Layer-wise Evaluation on VGG-16:
# Algorithm is automatically selected, no tuning, use default parameters, No. iterations is 10, No. threads is 8
./run_vgg16.sh -a auto -tn no_tuning -i 10 -t 8
# Algorithm is winograd, no tuning, use default parameters, No. iterations is 10, No. threads is 8
./run_vgg16.sh -a winograd -tn no_tuning -i 10 -t 8
# Algorithm is Im2col, no tuning, use default parameters, No. iterations is 10, No. threads is 8
./run_vgg16.sh -a im2col -tn no_tuning -i 10 -t 8
# Algorithm is automatically selected, tuning, No. iterations is 10, No. threads is 8
./run_vgg16.sh -a auto -tn tuning -i 10 -t 8
# Algorithm is winograd, tuning, No. iterations is 10, No. threads is 8
./run_vgg16.sh -a winograd -tn tuning -i 10 -t 8
# Algorithm is Im2col, tuning, No. iterations is 10, No. threads is 8
./run_vgg16.sh -a im2col -tn tuning -i 10 -t 8
Layer-wise Evaluation on ResNet-50:
# Algorithm is automatically selected, no tuning, use default parameters, No. iterations is 10, No. threads is 8
./run_resnet50.sh -a auto -tn no_tuning -i 10 -t 8
# Algorithm is winograd, no tuning, use default parameters, No. iterations is 10, No. threads is 8
./run_resnet50.sh -a winograd -tn no_tuning -i 10 -t 8
# Algorithm is Im2col, no tuning, use default parameters, No. iterations is 10, No. threads is 8
./run_resnet50.sh -a im2col -tn no_tuning -i 10 -t 8
# Algorithm is automatically selected, tuning, No. iterations is 10, No. threads is 8
./run_resnet50.sh -a auto -tn tuning -i 10 -t 8
# Algorithm is winograd, tuning, No. iterations is 10, No. threads is 8
./run_resnet50.sh -a winograd -tn tuning -i 10 -t 8
# Algorithm is Im2col, tuning, No. iterations is 10, No. threads is 8
./run_resnet50.sh -a im2col -tn tuning -i 10 -t 8

Running this software on Android:

First, upload the binary executable file and running scripts to the Android device.

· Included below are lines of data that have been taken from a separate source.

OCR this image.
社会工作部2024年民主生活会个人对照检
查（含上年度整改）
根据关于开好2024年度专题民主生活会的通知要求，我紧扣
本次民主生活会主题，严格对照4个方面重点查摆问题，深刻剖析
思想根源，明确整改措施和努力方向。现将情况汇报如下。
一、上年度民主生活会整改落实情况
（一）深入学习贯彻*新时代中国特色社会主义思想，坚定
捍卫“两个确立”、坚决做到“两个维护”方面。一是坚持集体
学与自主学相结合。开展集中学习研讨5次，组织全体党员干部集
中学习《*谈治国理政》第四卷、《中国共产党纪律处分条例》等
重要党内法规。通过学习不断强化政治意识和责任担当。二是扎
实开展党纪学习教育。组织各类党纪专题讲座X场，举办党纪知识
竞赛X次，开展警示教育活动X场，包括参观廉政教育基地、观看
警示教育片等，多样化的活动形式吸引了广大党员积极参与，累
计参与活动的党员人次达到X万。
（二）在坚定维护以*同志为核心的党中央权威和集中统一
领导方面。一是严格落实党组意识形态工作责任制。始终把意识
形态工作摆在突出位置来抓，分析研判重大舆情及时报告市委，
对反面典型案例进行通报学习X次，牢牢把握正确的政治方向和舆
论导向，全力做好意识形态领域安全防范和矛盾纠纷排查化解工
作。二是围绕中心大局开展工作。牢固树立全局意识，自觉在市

# Upload the binary executable file
adb -s (Device_id) push ./winograd_dev $(PathinAndroiddevice)
# Upload the running scripts
adb -s (Device_id) push run_vgg16.sh $(PathinAndroiddevice)
adb -s (Device_id) push run_resnet50.sh $(PathinAndroiddevice)
# Connect to android device
adb -s (Device_id) shell

Then, the method of running this software is similar to running on Linux.